Une fin d’Empire inattendue
Posée en 1970 par Andreï Amalrik, la question de la « survie de l’URSS en 1984 » n’apparaissait alors guère pertinente aux analystes des relations internationales. Malgré le succès de librairie rencontré en 1978, L’Empire éclaté (1) d’Hélène Carrère d’Encausse n’emportait pas la conviction des experts en soviétologie. Les années 1970 avaient même vu les Soviétiques marquer des points dans la confrontation Est-Ouest. La conférence d’Helsinki avait confirmé les frontières européennes établies à l’issue de la Seconde Guerre mondiale et ouvert avec l’Occident une coopération économique et financière favorable aux intérêts de Moscou.
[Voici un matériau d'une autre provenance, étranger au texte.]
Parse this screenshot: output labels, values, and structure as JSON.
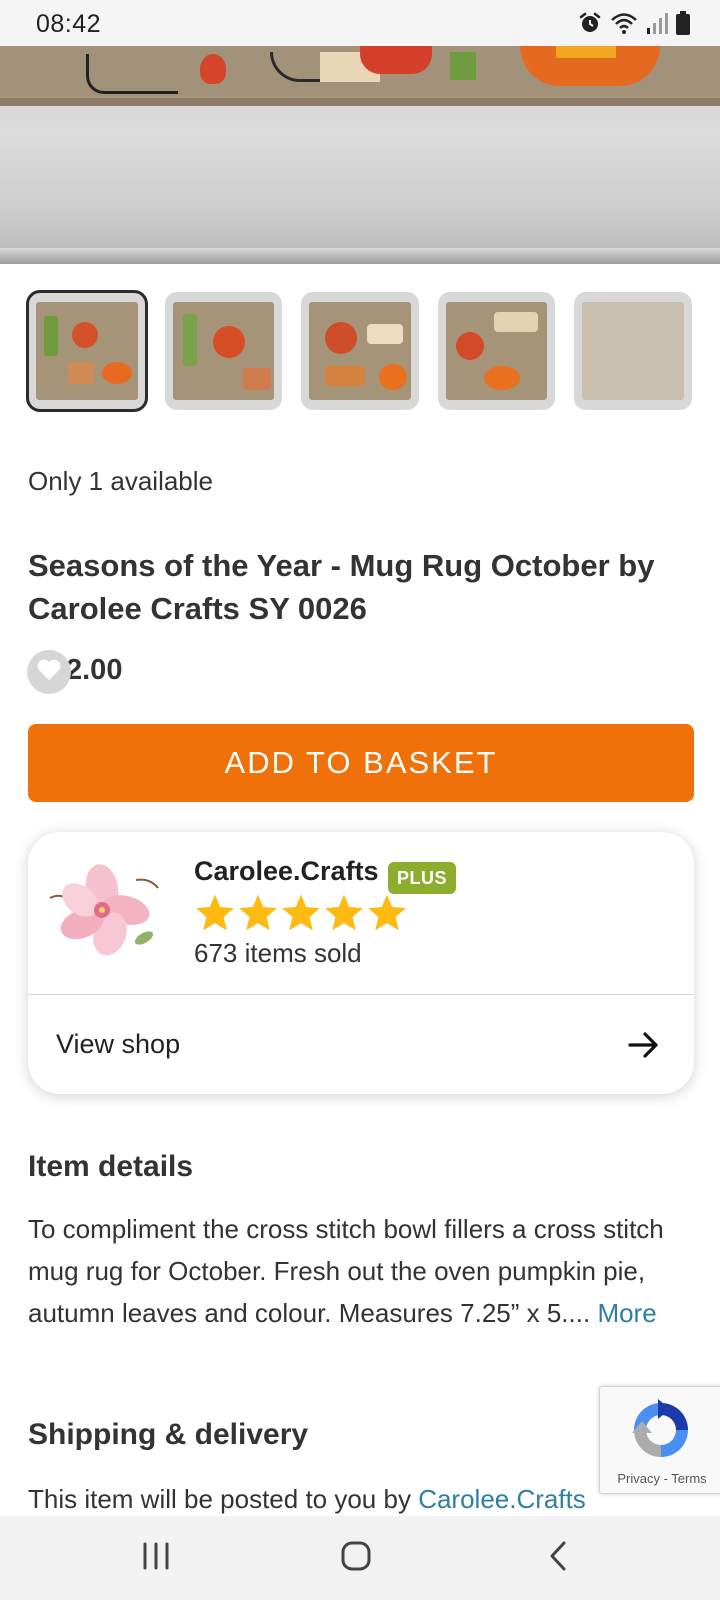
{
  "status_bar": {
    "time": "08:42",
    "icons": [
      "alarm-icon",
      "wifi-icon",
      "signal-icon",
      "battery-icon"
    ]
  },
  "product": {
    "availability": "Only 1 available",
    "title": "Seasons of the Year - Mug Rug October by Carolee Crafts SY 0026",
    "price": "£12.00",
    "price_visible": "2.00",
    "thumbnail_count": 5,
    "selected_thumbnail": 1
  },
  "actions": {
    "add_to_basket": "ADD TO BASKET"
  },
  "shop": {
    "name": "Carolee.Crafts",
    "badge": "PLUS",
    "rating": 5,
    "rating_max": 5,
    "items_sold": "673 items sold",
    "view_shop": "View shop"
  },
  "details": {
    "heading": "Item details",
    "text": "To compliment the cross stitch bowl fillers a cross stitch mug rug for October. Fresh out the oven pumpkin pie, autumn leaves and colour. Measures 7.25” x 5....",
    "more": "More"
  },
  "shipping": {
    "heading": "Shipping & delivery",
    "text": "This item will be posted to you by ",
    "link": "Carolee.Crafts"
  },
  "recaptcha": {
    "privacy": "Privacy",
    "separator": " - ",
    "terms": "Terms"
  },
  "colors": {
    "accent": "#f07109",
    "badge": "#8dad2f",
    "link": "#2e7ea6",
    "star": "#fdbb12"
  }
}
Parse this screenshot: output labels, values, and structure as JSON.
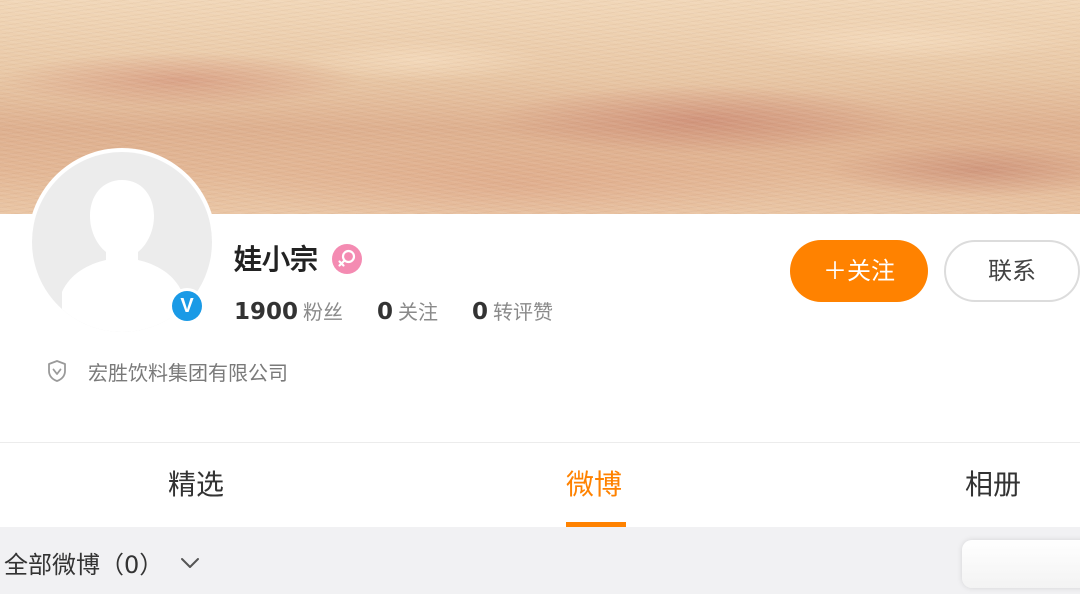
{
  "profile": {
    "name": "娃小宗",
    "gender_icon": "female-icon",
    "verified_icon": "verified-v-icon",
    "verified_label": "V",
    "avatar_icon": "default-avatar-icon",
    "company_icon": "shield-icon",
    "company": "宏胜饮料集团有限公司"
  },
  "stats": [
    {
      "value": "1900",
      "label": "粉丝"
    },
    {
      "value": "0",
      "label": "关注"
    },
    {
      "value": "0",
      "label": "转评赞"
    }
  ],
  "actions": {
    "follow_label": "＋关注",
    "contact_label": "联系"
  },
  "tabs": [
    {
      "label": "精选",
      "active": false
    },
    {
      "label": "微博",
      "active": true
    },
    {
      "label": "相册",
      "active": false
    }
  ],
  "filter": {
    "label": "全部微博（0）",
    "dropdown_icon": "chevron-down-icon"
  },
  "colors": {
    "accent": "#ff8200",
    "verified": "#1a9ae6",
    "gender_female": "#f48bb2"
  }
}
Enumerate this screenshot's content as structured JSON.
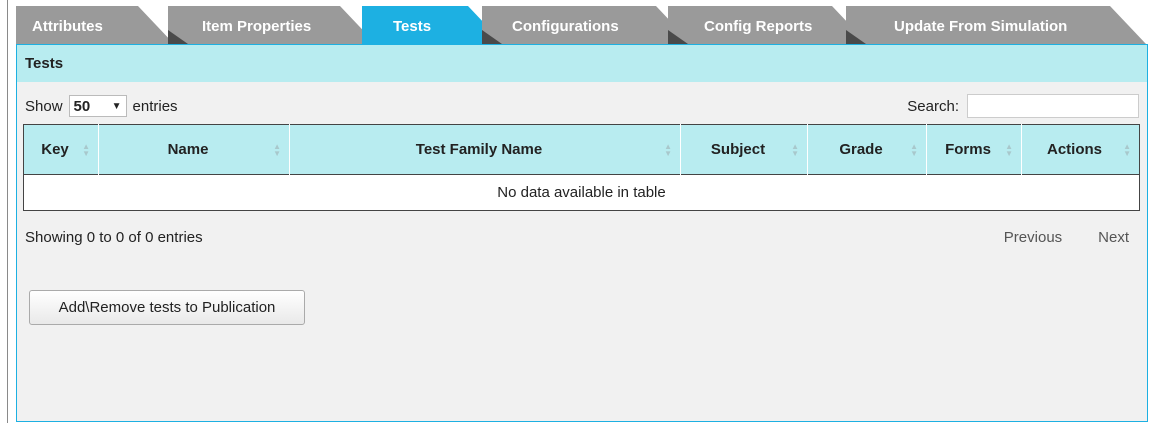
{
  "tabs": [
    {
      "label": "Attributes",
      "active": false
    },
    {
      "label": "Item Properties",
      "active": false
    },
    {
      "label": "Tests",
      "active": true
    },
    {
      "label": "Configurations",
      "active": false
    },
    {
      "label": "Config Reports",
      "active": false
    },
    {
      "label": "Update From Simulation",
      "active": false
    }
  ],
  "panel": {
    "title": "Tests",
    "show_label": "Show",
    "page_length": "50",
    "entries_label": "entries",
    "search_label": "Search:",
    "search_value": "",
    "columns": [
      "Key",
      "Name",
      "Test Family Name",
      "Subject",
      "Grade",
      "Forms",
      "Actions"
    ],
    "empty_message": "No data available in table",
    "info": "Showing 0 to 0 of 0 entries",
    "previous_label": "Previous",
    "next_label": "Next",
    "add_button_label": "Add\\Remove tests to Publication"
  },
  "colors": {
    "accent": "#1db0e2",
    "tab_inactive": "#9a9a9a",
    "header_bg": "#b8ecf0"
  },
  "icons": {
    "sort": "sort-both-icon",
    "dropdown": "chevron-down-icon"
  }
}
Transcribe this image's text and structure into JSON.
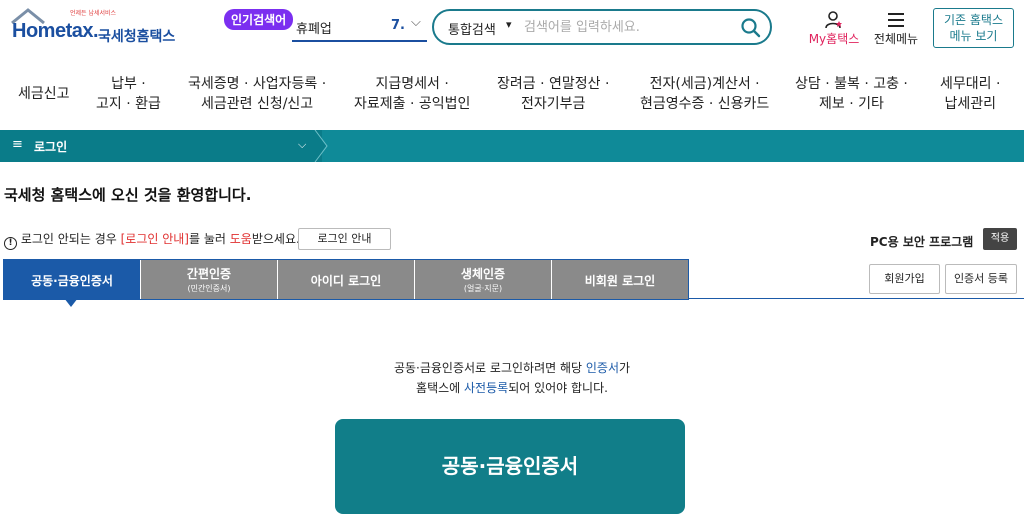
{
  "header": {
    "logo_tagline": "언제든 납세서비스",
    "logo_brand": "Hometax.",
    "logo_org": "국세청홈택스",
    "popular_badge": "인기검색어",
    "popular_term": "휴폐업",
    "popular_rank": "7.",
    "search_scope": "통합검색",
    "search_placeholder": "검색어를 입력하세요.",
    "my_hometax": "My홈택스",
    "all_menu": "전체메뉴",
    "classic_line1": "기존 홈택스",
    "classic_line2": "메뉴 보기"
  },
  "nav": [
    {
      "line1": "세금신고",
      "line2": ""
    },
    {
      "line1": "납부 ·",
      "line2": "고지 · 환급"
    },
    {
      "line1": "국세증명 · 사업자등록 ·",
      "line2": "세금관련 신청/신고"
    },
    {
      "line1": "지급명세서 ·",
      "line2": "자료제출 · 공익법인"
    },
    {
      "line1": "장려금 · 연말정산 ·",
      "line2": "전자기부금"
    },
    {
      "line1": "전자(세금)계산서 ·",
      "line2": "현금영수증 · 신용카드"
    },
    {
      "line1": "상담 · 불복 · 고충 ·",
      "line2": "제보 · 기타"
    },
    {
      "line1": "세무대리 ·",
      "line2": "납세관리"
    }
  ],
  "breadcrumb": {
    "label": "로그인"
  },
  "welcome": "국세청 홈택스에 오신 것을 환영합니다.",
  "notice": {
    "prefix": "로그인 안되는 경우 ",
    "link": "[로그인 안내]",
    "middle": "를 눌러 ",
    "help": "도움",
    "suffix": "받으세요.",
    "guide_button": "로그인 안내"
  },
  "pc_security": "PC용 보안 프로그램",
  "apply_button": "적용",
  "tabs": [
    {
      "label": "공동·금융인증서",
      "sub": ""
    },
    {
      "label": "간편인증",
      "sub": "(민간인증서)"
    },
    {
      "label": "아이디 로그인",
      "sub": ""
    },
    {
      "label": "생체인증",
      "sub": "(얼굴·지문)"
    },
    {
      "label": "비회원 로그인",
      "sub": ""
    }
  ],
  "signup_button": "회원가입",
  "cert_register_button": "인증서 등록",
  "info": {
    "l1_a": "공동·금융인증서로 로그인하려면 해당 ",
    "l1_b": "인증서",
    "l1_c": "가",
    "l2_a": "홈택스에 ",
    "l2_b": "사전등록",
    "l2_c": "되어 있어야 합니다."
  },
  "cert_button": "공동·금융인증서"
}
La « troisième corbeille » des accords débouchant sur la détente prévoyait bien la libre circulation des hommes et des idées, ainsi que le respect des « droits de l’homme », mais la nomenklatura dirigeante ne s’inquiétait guère alors de ces concessions jugées purement formelles. Les années suivantes virent les Soviétiques poursuivre leur montée en puissance sur le terrain militaire et s’installer dans des régions du monde – au Vietnam, en Afrique, dans l’océan Indien – demeurées jusque-là pour eux hors de portée.